Tom Brady’s father questions if he’d let his son play football

Tom Brady
New England Patriots quarterback Tom Brady throws during a team workout Thursday in Foxborough, Mass.
(Charles Krupa / Associated Press)

With all of the recent discoveries about the dangers of concussions, Tom Brady’s father said that he’s not sure if he would have let his son play football if knew then what he knows now.

“No, not without hesitation,” Brady Sr. told Michael Silver of Yahoo! Sports. “I would be very hesitant to let him play.”

Brady’s father was already very cautious with his son, not allowing him to play the sport until he deemed that he was physically developed enough in the seventh grade.

“If he were 14 now, and he really wanted to play, in all likelihood I would let him,” he said. “But it would not be an easy decision, at all.”


Brady Sr. said that he still worries whenever his son takes the field with the New England Patriots.

“That never goes away.

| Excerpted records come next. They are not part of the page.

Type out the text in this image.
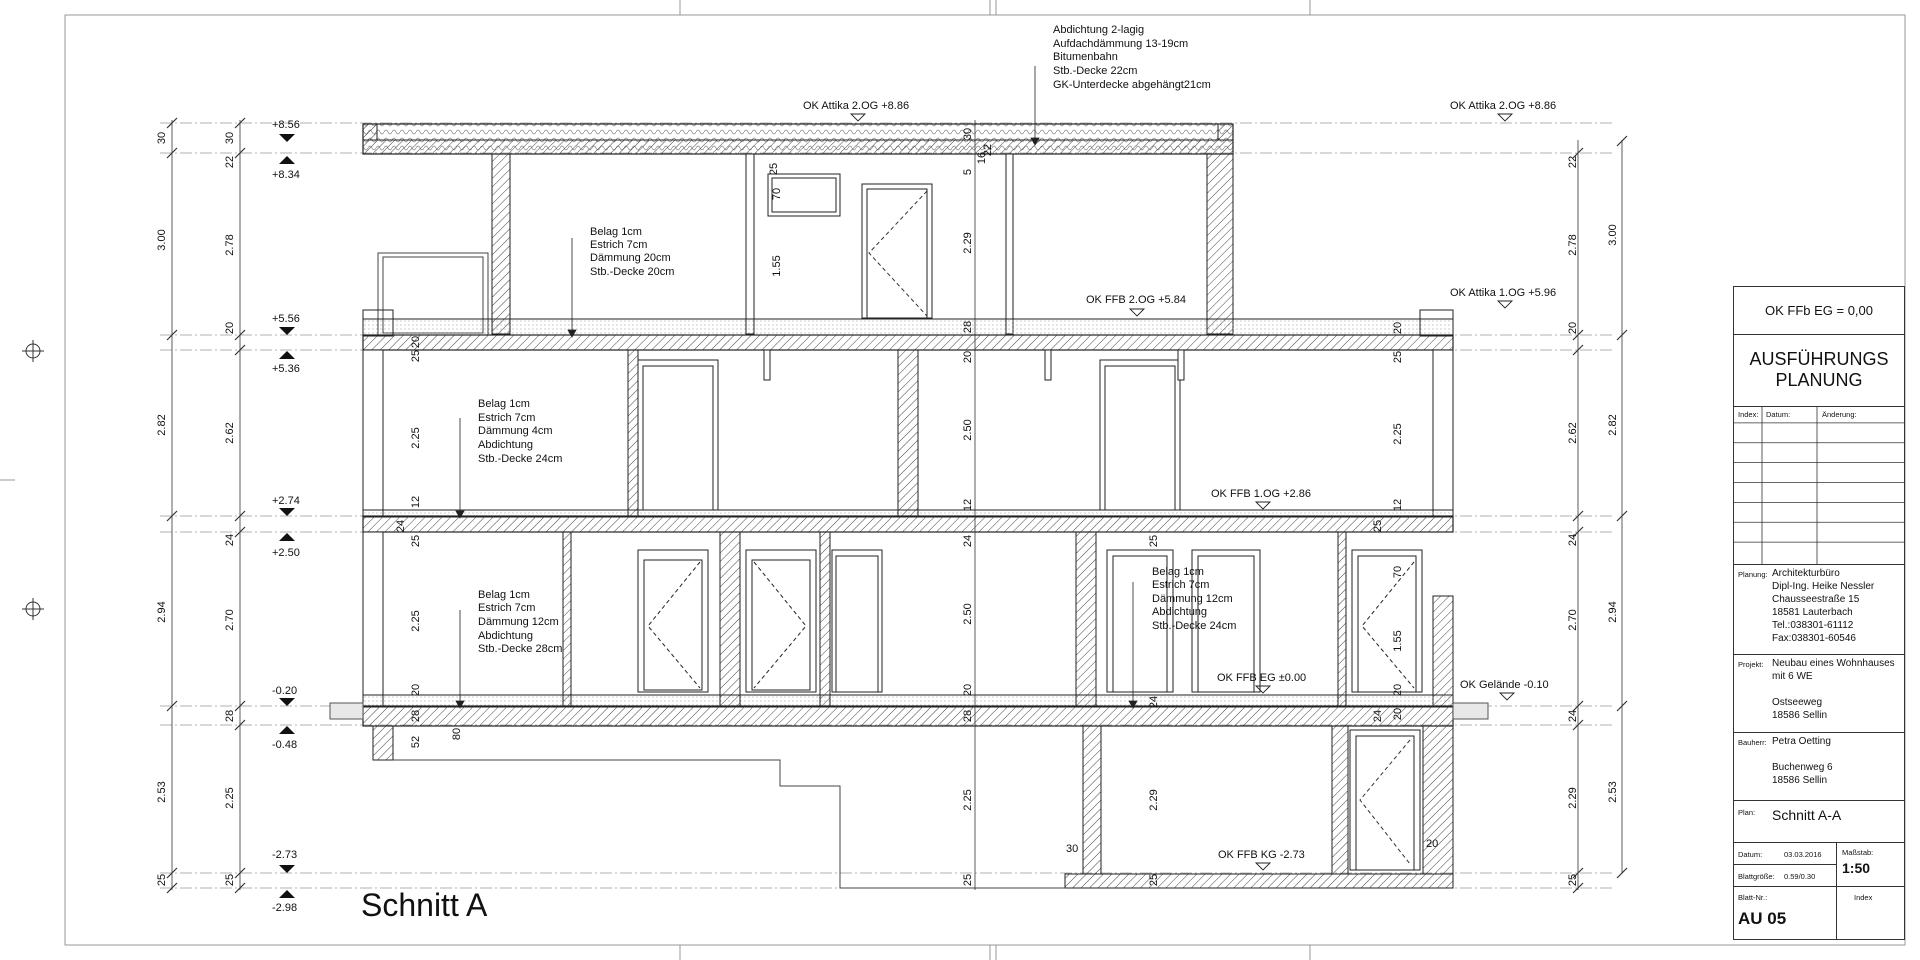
30
3.00
2.82
2.94
2.53
25
30
22
2.78
20
2.62
24
2.70
28
2.25
25
+8.56
+8.34
+5.56
+5.36
+2.74
+2.50
-0.20
-0.48
-2.73
-2.98
22
2.78
20
2.62
24
2.70
24
2.29
25
3.00
2.82
2.94
2.53
30
16
5
22
2.29
28
20
2.50
12
24
2.50
20
28
2.25
25
25
70
1.55
20
25
2.25
12
24
25
2.25
20
28
52
80
25
2.25
12
25
20
20
24
70
1.55
24
2.29
25
30	20
20
25
Abdichtung 2-lagig
Aufdachdämmung 13-19cm
Bitumenbahn
Stb.-Decke 22cm
GK-Unterdecke abgehängt21cm
Belag 1cm
Estrich 7cm
Dämmung 20cm
Stb.-Decke 20cm
Belag 1cm
Estrich 7cm
Dämmung 4cm
Abdichtung
Stb.-Decke 24cm
Belag 1cm
Estrich 7cm
Dämmung 12cm
Abdichtung
Stb.-Decke 28cm
Belag 1cm
Estrich 7cm
Dämmung 12cm
Abdichtung
Stb.-Decke 24cm
OK Attika 2.OG +8.86	OK Attika 2.OG +8.86
OK Attika 1.OG +5.96
OK FFB 2.OG +5.84
OK FFB 1.OG +2.86
OK FFB EG ±0.00
OK Gelände -0.10
OK FFB KG -2.73
Schnitt A
OK FFb EG = 0,00
AUSFÜHRUNGS
PLANUNG
Index: Datum:	Änderung:
Planung: Architekturbüro
Dipl-Ing. Heike Nessler
Chausseestraße 15
18581 Lauterbach
Tel.:038301-61112
Fax:038301-60546
Projekt: Neubau eines Wohnhauses
mit 6 WE
Ostseeweg
18586 Sellin
Bauherr: Petra Oetting
Buchenweg 6
18586 Sellin
Plan: Schnitt A-A
Datum:	03.03.2016
Blattgröße: 0.59/0.30
Maßstab:
1:50
Blatt-Nr.:
AU 05
Index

The answer is yes, I’m concerned,” he said. "[Tom] claims that he’s only been dinged once or twice, but I don’t know how forthright he’s being. He’s not gonna tell us, as his parents, anything negative that’s going on. I wouldn’t be shocked that he would hide that.”

His comments come on the heels of former NFL quarterback Kurt Warner saying on “The Dan Patrick Show” that he would prefer that his sons don’t play the sport.

“Can’t make that choice for them if they want to, but there’s no question in my mind,” he said. 


Warner’s response irked former Giants receiver Amani Toomer, who said that he’d let his son play. In an appearance on NBC “SportsTalk,” Toomer stood up for the NFL and what it can offer its players.

“Everything that he’s gotten in his life has come from playing football,” Toomer said of Warner. “He works at the NFL Network right now. For him to try and trash the game, it seems to me that it’s just a little disingenuous to me.”

Professional football offers its players affluence and fame, but at what cost? Is the risk of potentially life-threatening head injuries worth the payoff?

It’s a question that parents will have to weigh as more scientific evidence pours in about the sport.

Warner later reconsidered his earlier comments on “Hill and Schlereth” on ESPN Radio.

“Yeah, I want my kids to play and I want them to be healthy and I’d love them to have a great long career whether that’s collegiate, whether that’s professional,” he said. “I’d love all that. But as a parent I can’t avoid the fact that it’s a dangerous sport, and it’s a violent sport.”